How Tandem started.
A father. A fifteen-year-old son. A branded merchandise company in Akron, Ohio. A Director of Accounts who became, almost by accident, a builder.
It started with one person working closely with Claude. Then it spread to a son on a side project. Then to a team. Then through an entire organization. And in watching it spread, in watching the chaos and the brilliance that came with it, Tandem was born.
The first Tandem ever sent was a security directive drafted at 2 a.m. Brian asked Claude to write a rule for the rest of the company. Claude drafted; Brian read, changed two words, and signed. The message went out. The rule took effect the next day. Nobody had to copy, paste, reformat, or cover for the fact that Claude had been in the room.
That moment, the pair drafting, the human signing, the work moving, is the thing Tandem makes ordinary.
We're building it for the other people we've watched doing the same thing without a platform. Sarah, the regional sales manager who has never touched a line of code and just shipped a customer pipeline tool in three weeks. Marcus, the logistics coordinator who automated his entire inventory exception reporting without writing a single line. The ops lead who knows every inefficiency nobody else sees. Domain experts shipping real software in weeks. A new class of builder, for whom no tool existed.

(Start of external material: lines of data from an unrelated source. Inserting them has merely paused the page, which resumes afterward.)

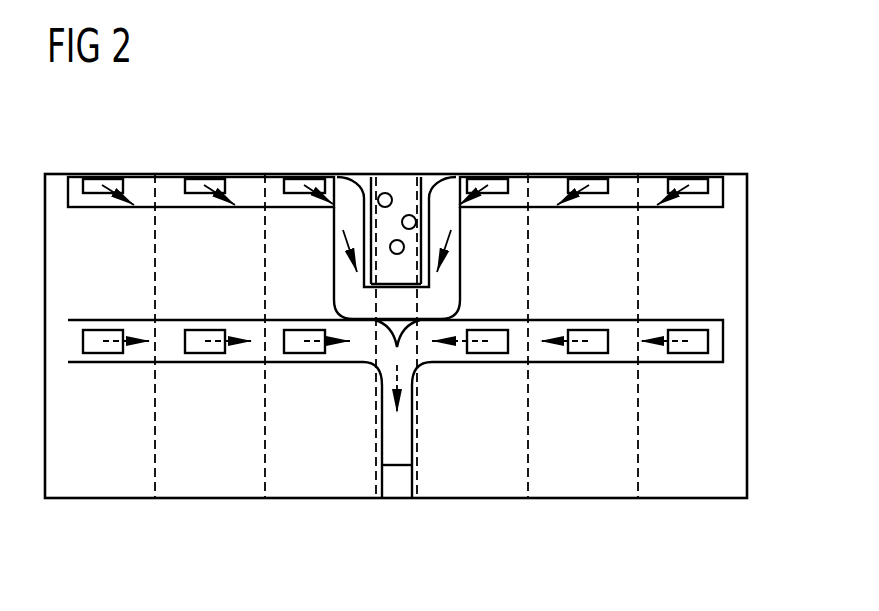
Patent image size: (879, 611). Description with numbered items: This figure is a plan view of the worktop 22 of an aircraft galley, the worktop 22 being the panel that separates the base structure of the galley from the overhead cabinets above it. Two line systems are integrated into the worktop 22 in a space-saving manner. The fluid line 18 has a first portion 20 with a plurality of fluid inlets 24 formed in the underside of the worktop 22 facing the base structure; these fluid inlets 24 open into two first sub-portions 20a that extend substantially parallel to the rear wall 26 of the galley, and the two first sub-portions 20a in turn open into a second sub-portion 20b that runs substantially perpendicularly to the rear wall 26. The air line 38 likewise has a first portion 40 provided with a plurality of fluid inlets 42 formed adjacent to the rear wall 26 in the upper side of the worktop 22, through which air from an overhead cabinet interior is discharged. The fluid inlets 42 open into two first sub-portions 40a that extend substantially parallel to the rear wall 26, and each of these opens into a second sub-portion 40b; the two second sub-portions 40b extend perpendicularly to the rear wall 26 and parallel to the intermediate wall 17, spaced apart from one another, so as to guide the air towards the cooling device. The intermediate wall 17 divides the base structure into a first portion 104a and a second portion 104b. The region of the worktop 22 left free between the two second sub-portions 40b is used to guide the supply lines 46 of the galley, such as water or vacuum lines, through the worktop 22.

The intermediate wall 17 is at (397, 490).
The fluid line 18 is at (727, 335).
The first portion of the fluid line 20 is at (433, 381).
The first sub-portions of the first portion of the fluid line 20a is at (77, 328).
The second sub-portion of the first portion of the fluid line 20b is at (415, 427).
The worktop 22 is at (744, 273).
The fluid inlets 24 is at (300, 328).
The rear wall 26 is at (434, 172).
The air line 38 is at (727, 189).
The first portion of the air line 40 is at (432, 218).
The first sub-portions of the first portion of the air line 40a is at (247, 182).
The second sub-portions of the first portion of the air line 40b is at (333, 264).
The fluid inlets 42 is at (204, 177).
The supply lines 46 is at (397, 180).
The first portion of the base structure 104a is at (215, 490).
The second portion of the base structure 104b is at (583, 490).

What they need isn't another chat app. They already have Slack. What they need is an identity that reflects what they're actually doing. A handle, a home, a communication layer that recognizes the pair, not just the person.
That's the @tandem-cc.com
handle. That's the .cc. Carbon copied, always. The
human and their Claude, together, on every message.
The darkness in our gradient isn't emptiness. It's the unknown. It's where we are right now with AI. Vast, a little uncertain, full of things we can't yet see. And it's not threatening. It's beautiful. It's the necessary contrast that makes the rising meaningful.
The sun is humanity. The belief that we get this right. That we keep the human in the loop.